Hoy, sin embargo, no quiero fijarme en él desde esta perspectiva. Quiero resaltar su gran aportación psicológica y espiritual para entender el combate de la vida, la batalla interior que se libra en cada uno de nosotros entre el “ángel bueno” y el “ángel malo”. O, por decirlo, en términos paulinos: entre el “espíritu” (pneuma) y la “carne” (sarx). Soy consciente de que tanto unos términos como otros están muy lejos de nuestro modo de hablar. Hasta pueden resultar anacrónicos y desagradables. Sin embargo, expresan muy bien la tensión que caracteriza la vida humana. No solo la del hombre medieval o renacentista, sino también la de los habitantes del siglo XXI. En realidad, esta tensión se parece mucho a la lucha entre los dos lobos que –según la leyenda cherokee– se libra en cada uno de nosotros. ¿Quién no ha experimentado en su vida impulsos a hacer el bien, a ser generoso con los demás, a usar palabras amables, a sacrificarse? En todo ser humano hay semillas de verdad, bondad y belleza porque todos estamos hechos “a imagen de Dios”. Pero los mismos que experimentamos impulsos positivos sentimos también una inexplicable tendencia hacia el mal. A veces nos comportamos como personas mentirosas, egoístas, irascibles y obscenas. No sabemos de dónde proviene esta tendencia al mal. San Pablo resumió su experiencia así: “Porque no hago el bien que quiero, sino el mal que no quiero” (Rm 7,19).
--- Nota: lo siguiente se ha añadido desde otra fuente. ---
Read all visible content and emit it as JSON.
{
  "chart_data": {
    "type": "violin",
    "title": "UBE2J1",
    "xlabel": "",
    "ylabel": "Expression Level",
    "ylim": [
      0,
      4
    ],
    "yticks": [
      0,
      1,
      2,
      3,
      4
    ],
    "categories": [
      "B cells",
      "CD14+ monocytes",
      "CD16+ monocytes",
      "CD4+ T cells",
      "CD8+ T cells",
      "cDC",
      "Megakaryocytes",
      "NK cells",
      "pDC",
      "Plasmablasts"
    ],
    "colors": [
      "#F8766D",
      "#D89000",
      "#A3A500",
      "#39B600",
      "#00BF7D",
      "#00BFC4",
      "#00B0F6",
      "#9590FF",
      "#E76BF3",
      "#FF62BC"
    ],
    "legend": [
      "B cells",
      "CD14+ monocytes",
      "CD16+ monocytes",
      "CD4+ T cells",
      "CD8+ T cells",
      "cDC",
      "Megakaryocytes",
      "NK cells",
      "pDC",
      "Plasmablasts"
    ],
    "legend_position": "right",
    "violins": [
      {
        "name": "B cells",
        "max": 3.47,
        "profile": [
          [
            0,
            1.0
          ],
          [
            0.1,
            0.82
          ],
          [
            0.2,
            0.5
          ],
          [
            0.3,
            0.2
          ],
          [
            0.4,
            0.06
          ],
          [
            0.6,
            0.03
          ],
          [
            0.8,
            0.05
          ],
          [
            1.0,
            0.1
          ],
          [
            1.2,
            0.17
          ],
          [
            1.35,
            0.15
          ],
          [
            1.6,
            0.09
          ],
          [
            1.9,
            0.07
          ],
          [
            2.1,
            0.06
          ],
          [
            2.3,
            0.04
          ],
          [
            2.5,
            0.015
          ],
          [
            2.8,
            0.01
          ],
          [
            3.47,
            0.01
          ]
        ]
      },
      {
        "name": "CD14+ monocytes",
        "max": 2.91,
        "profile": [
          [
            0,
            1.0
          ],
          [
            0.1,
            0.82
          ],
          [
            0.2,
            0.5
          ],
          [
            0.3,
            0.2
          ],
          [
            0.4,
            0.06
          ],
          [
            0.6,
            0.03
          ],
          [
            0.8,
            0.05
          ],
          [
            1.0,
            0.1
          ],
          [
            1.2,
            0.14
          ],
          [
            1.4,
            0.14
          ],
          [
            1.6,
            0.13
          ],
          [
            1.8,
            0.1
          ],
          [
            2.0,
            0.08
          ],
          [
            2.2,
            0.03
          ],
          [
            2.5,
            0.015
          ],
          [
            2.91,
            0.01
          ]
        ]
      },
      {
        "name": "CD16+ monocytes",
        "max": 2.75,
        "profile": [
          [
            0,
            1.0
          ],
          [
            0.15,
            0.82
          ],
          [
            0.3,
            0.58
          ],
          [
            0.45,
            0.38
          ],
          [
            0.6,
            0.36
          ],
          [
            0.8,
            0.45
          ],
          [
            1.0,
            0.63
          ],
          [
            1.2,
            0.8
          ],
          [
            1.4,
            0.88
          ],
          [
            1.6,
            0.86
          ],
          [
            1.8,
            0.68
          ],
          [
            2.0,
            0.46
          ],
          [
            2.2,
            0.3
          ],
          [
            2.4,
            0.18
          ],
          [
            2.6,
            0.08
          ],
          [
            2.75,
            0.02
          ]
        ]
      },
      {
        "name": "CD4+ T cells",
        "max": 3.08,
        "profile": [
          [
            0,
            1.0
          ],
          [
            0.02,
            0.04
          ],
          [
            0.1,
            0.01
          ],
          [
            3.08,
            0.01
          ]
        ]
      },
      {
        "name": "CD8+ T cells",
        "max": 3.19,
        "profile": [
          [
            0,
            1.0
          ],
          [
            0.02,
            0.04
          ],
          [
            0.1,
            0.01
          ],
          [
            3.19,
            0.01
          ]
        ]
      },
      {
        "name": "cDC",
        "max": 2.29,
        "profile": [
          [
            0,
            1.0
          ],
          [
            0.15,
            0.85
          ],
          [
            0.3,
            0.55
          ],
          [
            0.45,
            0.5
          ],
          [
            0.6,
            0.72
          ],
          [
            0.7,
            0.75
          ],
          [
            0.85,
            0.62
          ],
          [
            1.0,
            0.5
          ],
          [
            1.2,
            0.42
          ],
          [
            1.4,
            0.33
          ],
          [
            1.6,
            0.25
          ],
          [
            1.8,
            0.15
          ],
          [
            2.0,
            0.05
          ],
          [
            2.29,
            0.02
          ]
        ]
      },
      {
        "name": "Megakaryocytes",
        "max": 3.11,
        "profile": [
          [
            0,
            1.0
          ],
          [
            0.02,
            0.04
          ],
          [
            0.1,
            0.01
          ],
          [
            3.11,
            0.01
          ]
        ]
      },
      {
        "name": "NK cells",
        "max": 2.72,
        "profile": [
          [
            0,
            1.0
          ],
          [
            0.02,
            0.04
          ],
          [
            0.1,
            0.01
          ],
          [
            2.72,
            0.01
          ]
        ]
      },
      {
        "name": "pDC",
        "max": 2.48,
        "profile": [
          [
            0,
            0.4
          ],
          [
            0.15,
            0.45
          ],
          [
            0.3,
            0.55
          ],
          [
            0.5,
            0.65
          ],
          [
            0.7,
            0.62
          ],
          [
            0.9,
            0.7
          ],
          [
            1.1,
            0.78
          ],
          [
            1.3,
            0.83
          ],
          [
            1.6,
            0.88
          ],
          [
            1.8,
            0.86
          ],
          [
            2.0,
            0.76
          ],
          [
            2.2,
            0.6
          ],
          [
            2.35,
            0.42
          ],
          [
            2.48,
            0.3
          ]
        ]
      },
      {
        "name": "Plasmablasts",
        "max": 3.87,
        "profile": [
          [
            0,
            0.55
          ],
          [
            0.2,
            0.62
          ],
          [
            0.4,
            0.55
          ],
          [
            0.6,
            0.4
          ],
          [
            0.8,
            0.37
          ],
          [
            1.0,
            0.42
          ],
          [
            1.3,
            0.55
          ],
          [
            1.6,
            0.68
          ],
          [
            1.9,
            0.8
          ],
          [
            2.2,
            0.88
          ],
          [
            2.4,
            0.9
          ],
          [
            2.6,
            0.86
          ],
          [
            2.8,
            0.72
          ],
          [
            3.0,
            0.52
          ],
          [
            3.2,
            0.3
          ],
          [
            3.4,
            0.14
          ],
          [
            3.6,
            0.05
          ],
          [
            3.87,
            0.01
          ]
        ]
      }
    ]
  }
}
San Ignacio de Loyola nos ofrece algunas reglas de discernimiento que se basan en nuestras experiencias de consolación y desolación. No es fácil decir en pocas palabras en qué consiste cada una de ellas. A Ignacio de Loyola le resultaba más fácil describir la desolación que la consolación. De la primera describe bien sus efectos: “El enemigo nos hace desviar de lo que hemos comenzado, trata de tirarnos abajo en el ánimo, en nosotros hay tibieza sin saber por qué estamos de este modo, no podemos rezar con devoción ni hablar ni oír cosa de Dios con gusto interior. Sentimos como si todos fuéramos olvidados de Dios, venimos a pensar que en todo estamos lejos de Dios, lo hecho y lo que querríamos hacer nada tiene sentido, todo es como si cayera en el vacío, nos trae a desconfiar de todo”. Hoy quizás hablaríamos de depresión.
De la consolación apenas dice nada. Es la alegría que nos inunda sin que descubramos una causa concreta. Es el contentamiento que produce el vivir en Dios y para Dios. Recomienda dos cosas a los que la experimentan: que estén atentos para que cuando venga el tiempo de la desolación los encuentre bien preparados, y que en el momento de la consolación no tomen decisiones que sean de una excesiva generosidad. Aunque Ignacio no parezca un santo contemporáneo, sus advertencias pueden ayudarnos a plantear de otro modo lo que estamos viviendo. Sigue siendo un santo actual.